One frosty November morning weeks later, our dog Sunshine woke us up, growling and barking out the window. My adrenaline pumping, I cautiously peeked through the curtains, silently eyeing the trail and whomever might be on it. Instead of an intruder or a mountain lion as I hilariously expected (my neighbors pictures making their way in afterall), I saw a dozen or so people in orange reflective vests, cutting back blackberry bushes, treating them with spray, and cutting down the Ash trees that were in danger of falling. Astonished, I threw on a pair of leggings, flip flops and a sweatshirt (the customary dress of all pandemic moms), made my hair look sort of okay, and dashed out the door to talk to them. “Are you …cleaning up the forest??” I asked wide eyed, and bumbling over my words. I hadn’t yet had water, let alone coffee.

“Yup, and we’ll be back sometime before February to plant some trees”.

I stammered some kind of thank you and hurried back inside, amazed by what was happening.
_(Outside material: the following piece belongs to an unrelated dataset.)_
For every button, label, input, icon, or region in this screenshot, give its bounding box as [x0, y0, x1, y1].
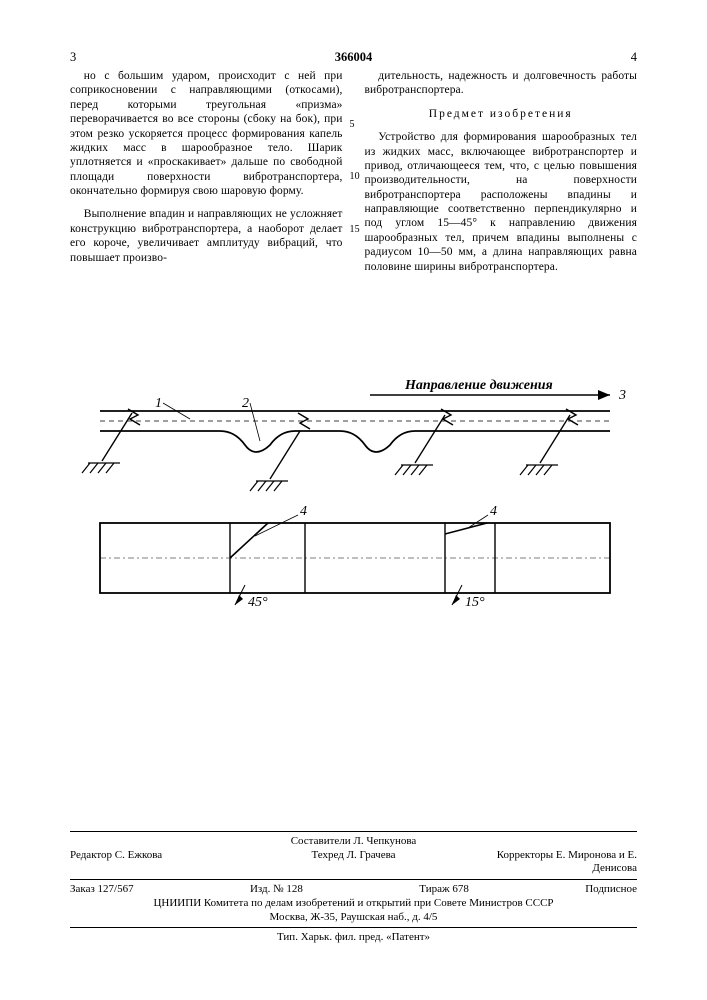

As I made my way through our sort of “pandemic normal” morning routine, I was mostly dazed by what was happening outside in the woods. The blackberry thickness, starting slowly to become the beautiful, magical, healthy NW forest that I had envisioned and wished for.

A few months later, the same team returned and planted over 500 baby Douglas Firs. They arrived weeks later than they promised, so, even though my wish had started to come in, I had to once again let go of the how, of the outcome, and just let it be. We had a big snow late that winter, which had gotten in the way of their plans to plant, and they experienced a staffing shortage which held them up even more.
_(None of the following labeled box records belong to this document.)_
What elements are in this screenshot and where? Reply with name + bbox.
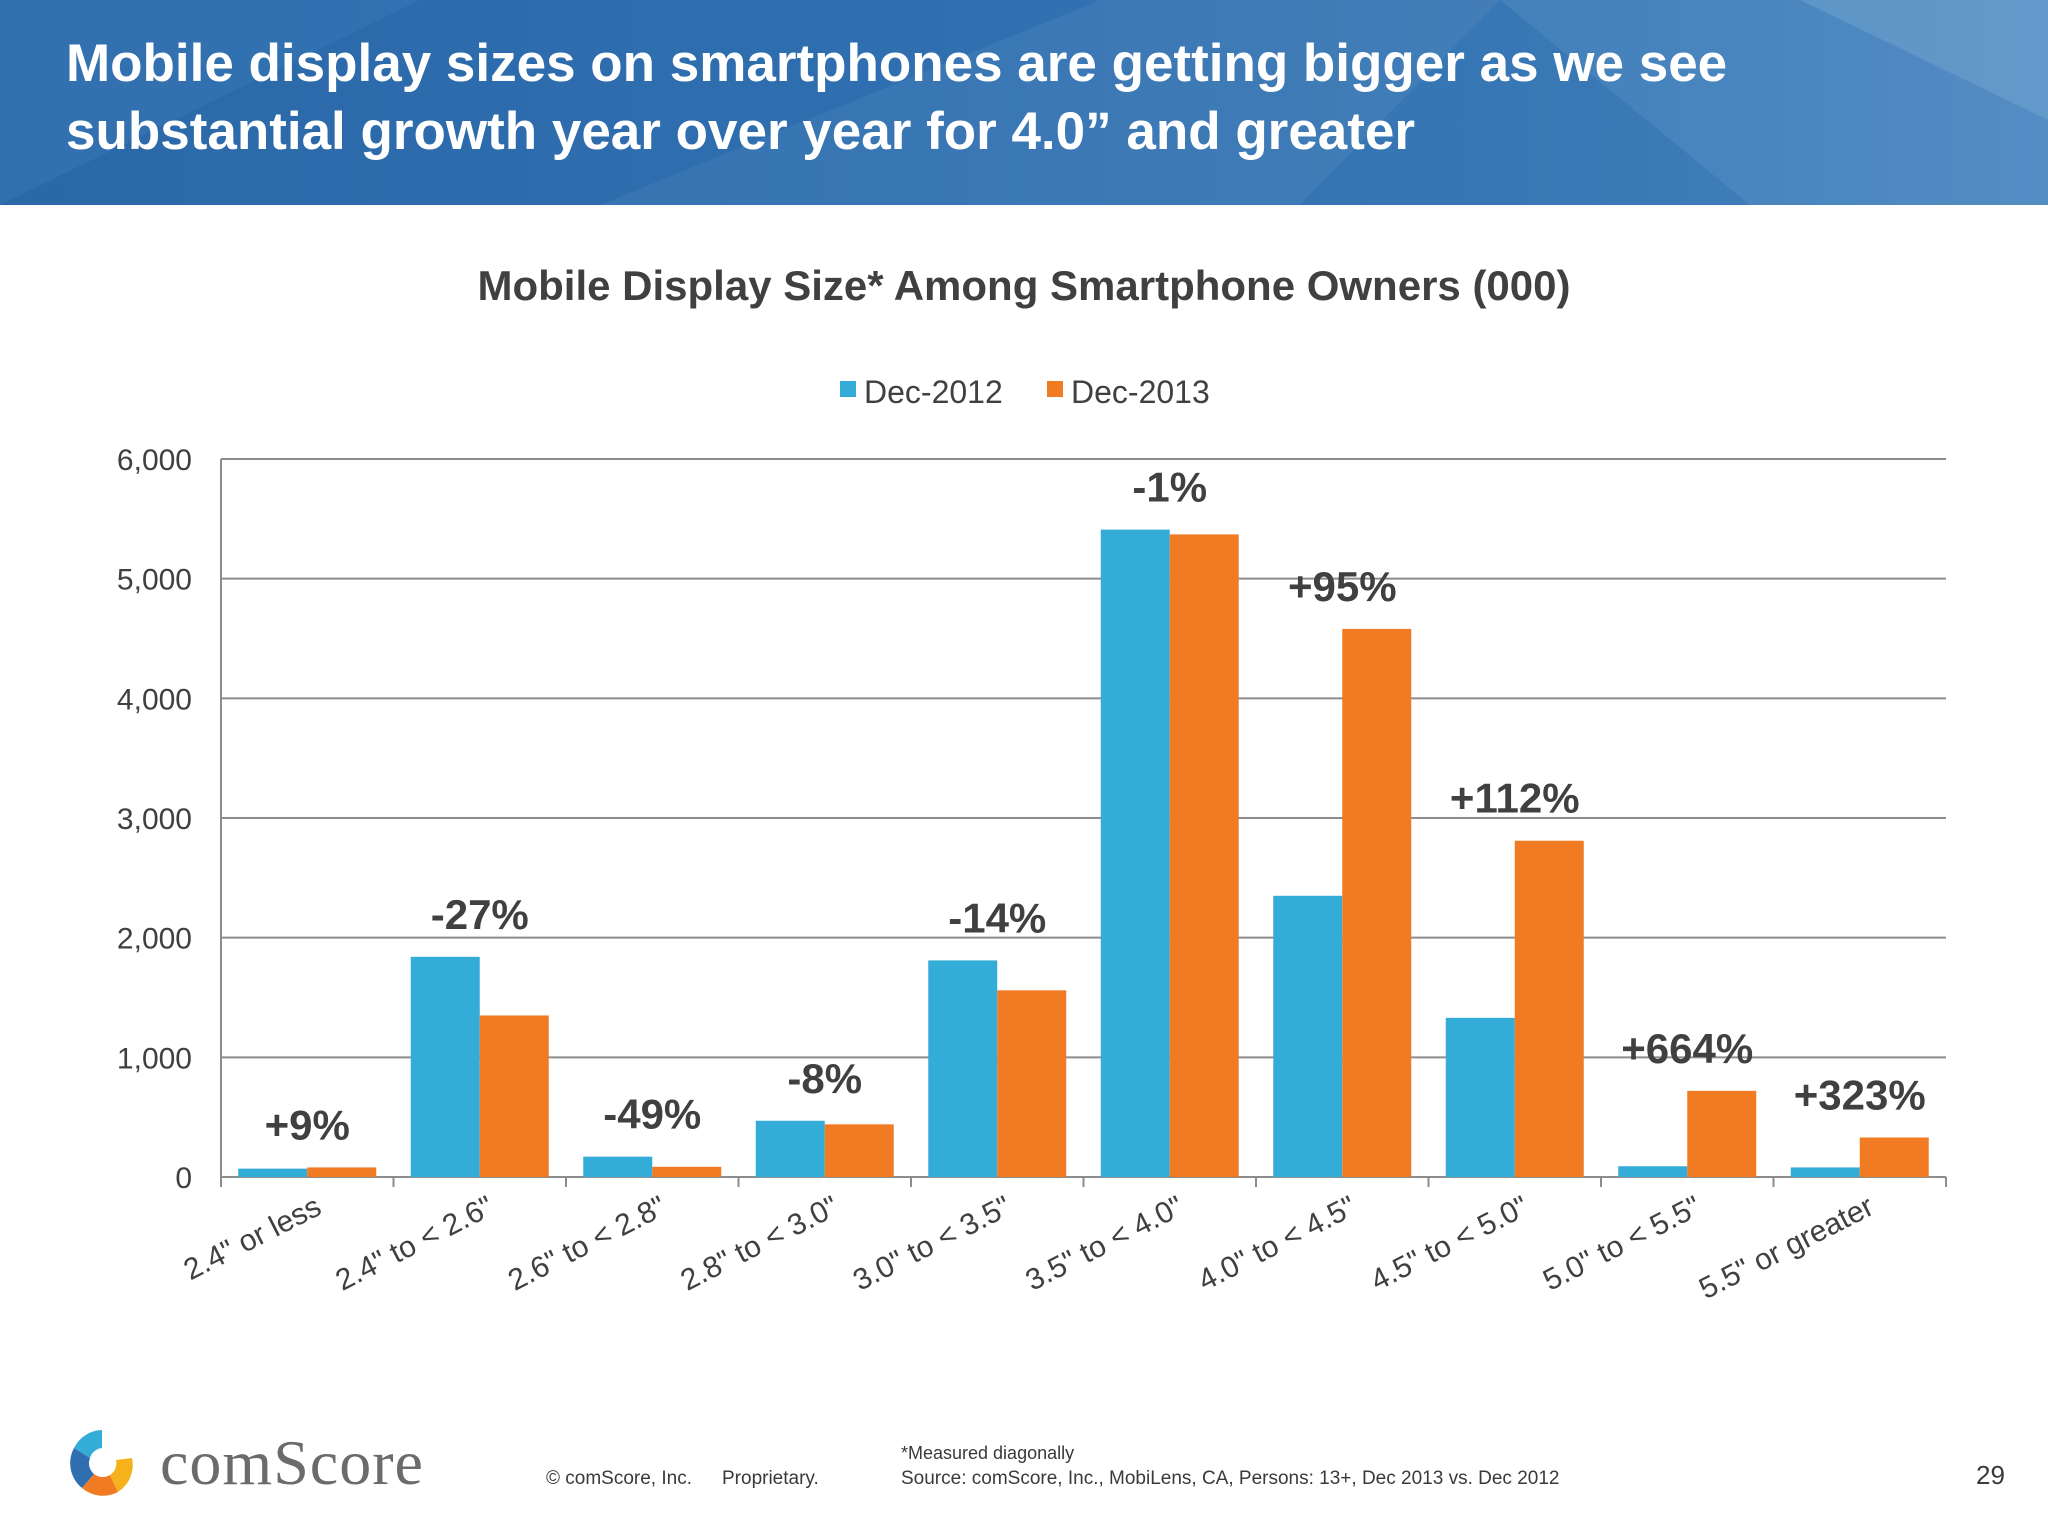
- bar-dec-2012: [583, 1156, 653, 1177]
- growth-label: -14%: [948, 894, 1046, 941]
- growth-label: +9%: [265, 1101, 350, 1148]
- bar-dec-2012: [1273, 895, 1343, 1177]
- y-tick-label: 4,000: [117, 683, 192, 716]
- bar-dec-2013: [307, 1167, 377, 1177]
- chart-title: Mobile Display Size* Among Smartphone Ow…: [477, 262, 1570, 309]
- y-tick-label: 2,000: [117, 923, 192, 956]
- page-number: 29: [1976, 1460, 2005, 1490]
- legend-label-dec-2013: Dec-2013: [1071, 374, 1210, 410]
- slide-title-line-2: substantial growth year over year for 4.…: [66, 102, 1416, 161]
- bar-dec-2013: [997, 990, 1067, 1177]
- bar-dec-2013: [1687, 1090, 1757, 1177]
- y-tick-label: 1,000: [117, 1042, 192, 1075]
- comscore-logo-icon: [70, 1430, 133, 1496]
- x-category-label: 2.8" to < 3.0": [675, 1190, 843, 1298]
- slide-title-line-1: Mobile display sizes on smartphones are …: [66, 34, 1728, 93]
- growth-label: -27%: [431, 891, 529, 938]
- bar-dec-2012: [755, 1120, 825, 1177]
- y-tick-label: 6,000: [117, 444, 192, 477]
- x-category-label: 2.6" to < 2.8": [503, 1190, 671, 1298]
- footnote-measured: *Measured diagonally: [901, 1443, 1075, 1463]
- y-tick-label: 5,000: [117, 564, 192, 597]
- bar-dec-2013: [1169, 534, 1239, 1177]
- copyright-text: © comScore, Inc.: [546, 1468, 692, 1489]
- bar-dec-2013: [479, 1015, 549, 1177]
- growth-label: +664%: [1621, 1025, 1753, 1072]
- bar-chart: Mobile Display Size* Among Smartphone Ow…: [117, 262, 1947, 1306]
- title-banner: Mobile display sizes on smartphones are …: [0, 0, 2048, 205]
- legend-swatch-dec-2013: [1047, 381, 1063, 397]
- growth-label: -49%: [603, 1091, 701, 1138]
- bar-dec-2012: [1445, 1017, 1515, 1177]
- growth-label: -1%: [1132, 464, 1207, 511]
- proprietary-text: Proprietary.: [722, 1468, 819, 1489]
- banner-decoration: [0, 0, 2048, 205]
- growth-label: +95%: [1288, 563, 1397, 610]
- x-category-label: 4.5" to < 5.0": [1365, 1190, 1533, 1298]
- bar-dec-2012: [410, 956, 480, 1177]
- source-note: Source: comScore, Inc., MobiLens, CA, Pe…: [901, 1468, 1560, 1489]
- legend-swatch-dec-2012: [840, 381, 856, 397]
- growth-label: -8%: [787, 1055, 862, 1102]
- bar-dec-2012: [928, 960, 998, 1177]
- bar-dec-2012: [1618, 1166, 1688, 1177]
- x-category-label: 5.0" to < 5.5": [1538, 1190, 1706, 1298]
- bar-dec-2012: [238, 1168, 308, 1177]
- legend-label-dec-2012: Dec-2012: [864, 374, 1003, 410]
- x-category-label: 3.5" to < 4.0": [1020, 1190, 1188, 1298]
- x-category-label: 5.5" or greater: [1694, 1190, 1879, 1306]
- growth-label: +323%: [1794, 1072, 1926, 1119]
- bar-dec-2013: [1342, 628, 1412, 1177]
- bar-dec-2013: [652, 1166, 722, 1177]
- x-category-label: 4.0" to < 4.5": [1193, 1190, 1361, 1298]
- x-category-label: 2.4" to < 2.6": [330, 1190, 498, 1298]
- comscore-logo-text: comScore: [160, 1427, 424, 1498]
- bar-dec-2013: [1514, 840, 1584, 1177]
- bar-dec-2013: [824, 1124, 894, 1177]
- bar-dec-2012: [1100, 529, 1170, 1177]
- growth-label: +112%: [1450, 775, 1580, 822]
- y-tick-label: 0: [175, 1162, 192, 1195]
- bar-dec-2013: [1859, 1137, 1929, 1177]
- x-category-label: 2.4" or less: [179, 1190, 327, 1287]
- x-category-label: 3.0" to < 3.5": [848, 1190, 1016, 1298]
- bar-dec-2012: [1790, 1167, 1860, 1177]
- y-tick-label: 3,000: [117, 803, 192, 836]
- slide-title: Mobile display sizes on smartphones are …: [66, 30, 1966, 166]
This summer, I was chatting with the same neighbors. They still had the same story, that the city will never do anything about the blackberries, the dying ash trees. Confused, I asked if they hadn’t seen that they’d all been cut and treated, and that there were a bunch of saplings. “They’re tiny and hard to see, I guess”. My neighbors were the ones to be astonished this time, that they hadn’t seen the change, that they hadn’t noticed there was something else, something new happening. Their old picture still clogging their vision.

It was magical to watch as they rubbed the old image from their eyes to see something new, to have something new right along with me. The magic of havingness is that it’s not all for you, that it can be for everyone too, in ways you can’t plan for or control. Their wish may not have been for a more beautiful forest outside my house, but now they have more faith in the city they once loved and had given up on, and that might very well have been their unspoken wish. I didn't create their wish for them, or make their wish possible, but maybe our wishes lined up and collided.

Sometimes, you have to let go of the how. Of all the reasons why not. Of all of the pictures and beliefs in the way of what you want. You have to let go of the outcome and just let it be. And maybe it will. Just be.